Over on the Museum of London's website, curator Pat Hardy has helpfully set out the history of Old Flo's arrival in Tower Hamlets:

The LCC felt that such new estates should have works of art in them and they set about sourcing and buying artworks for these new spaces and also for schools and colleges. This was not for purely aesthetic reasons as they made clear ‘the Council has no authority to encourage art for art’s sake or to encourage national art except insofar as it benefits London art’. It was part of the policy to improve Londoners lives and living standards. The new Stifford Estate was a prestigious site and a suitably prestigious sculpture was therefore required to put in it.

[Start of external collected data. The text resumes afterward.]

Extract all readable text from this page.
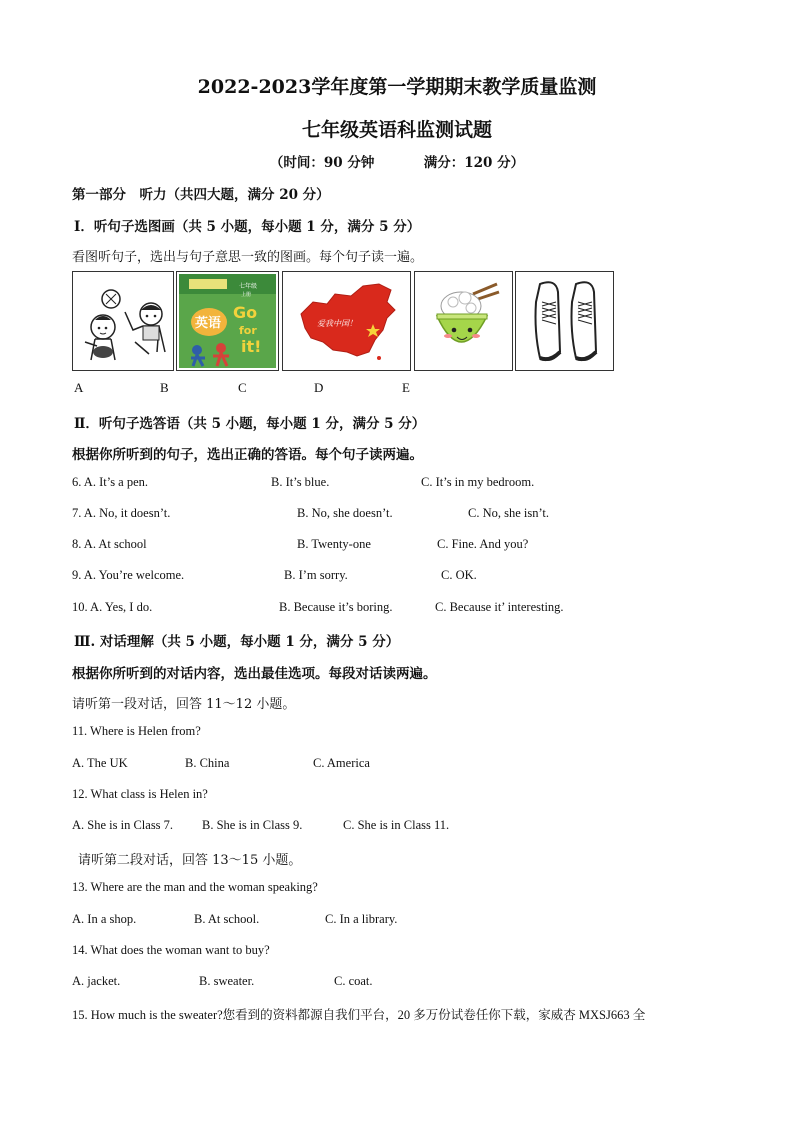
2022-2023学年度第一学期期末教学质量监测
七年级英语科监测试题
（时间：90 分钟	满分：120 分）
第一部分　听力（共四大题，满分 20 分）
Ⅰ．听句子选图画（共 5 小题，每小题 1 分，满分 5 分）
看图听句子，选出与句子意思一致的图画。每个句子读一遍。
七年级
上册
英语
Go
for
it!
爱我中国！
A	B	C	D	E
Ⅱ．听句子选答语（共 5 小题，每小题 1 分，满分 5 分）
根据你所听到的句子，选出正确的答语。每个句子读两遍。
6. A. It’s a pen.	B. It’s blue.	C. It’s in my bedroom.
7. A. No, it doesn’t.	B. No, she doesn’t.	C. No, she isn’t.
8. A. At school	B. Twenty-one	C. Fine. And you?
9. A. You’re welcome.	B. I’m sorry.	C. OK.
10. A. Yes, I do.	B. Because it’s boring.	C. Because it’ interesting.
Ⅲ. 对话理解（共 5 小题，每小题 1 分，满分 5 分）
根据你所听到的对话内容，选出最佳选项。每段对话读两遍。
请听第一段对话，回答 11～12 小题。
11. Where is Helen from?
A. The UK	B. China	C. America
12. What class is Helen in?
A. She is in Class 7. B. She is in Class 9.	C. She is in Class 11.
请听第二段对话，回答 13～15 小题。
13. Where are the man and the woman speaking?
A. In a shop.	B. At school.	C. In a library.
14. What does the woman want to buy?
A. jacket.	B. sweater.	C. coat.
15. How much is the sweater?您看到的资料都源自我们平台，20 多万份试卷任你下载，家威杏 MXSJ663 全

A work by Henry Moore, at that time an artist of international fame and prestige, must have seemed very appropriate   The LCC in 1962 therefore acquired Draped Seated Woman (Old Flo) and it was installed outside one of the tower blocks called Ewhurst Tower in the Stifford Estate in the spring of 1963. It remained there until the Stifford Estate was demolished in the late 1990s.

The Museum of London has offered to house the sculpture, but the mayor of Tower Hamlets, Lutfur Rahman, has spurned the suggestion, and says the sale must go ahead:

We are faced with a stark choice in these times of recession.

Meanwhile, a group of councillors has tabled a motion to stop the sale, to be discussed at the town hall on 28th November at 7.30pm. The meeting is open to the public.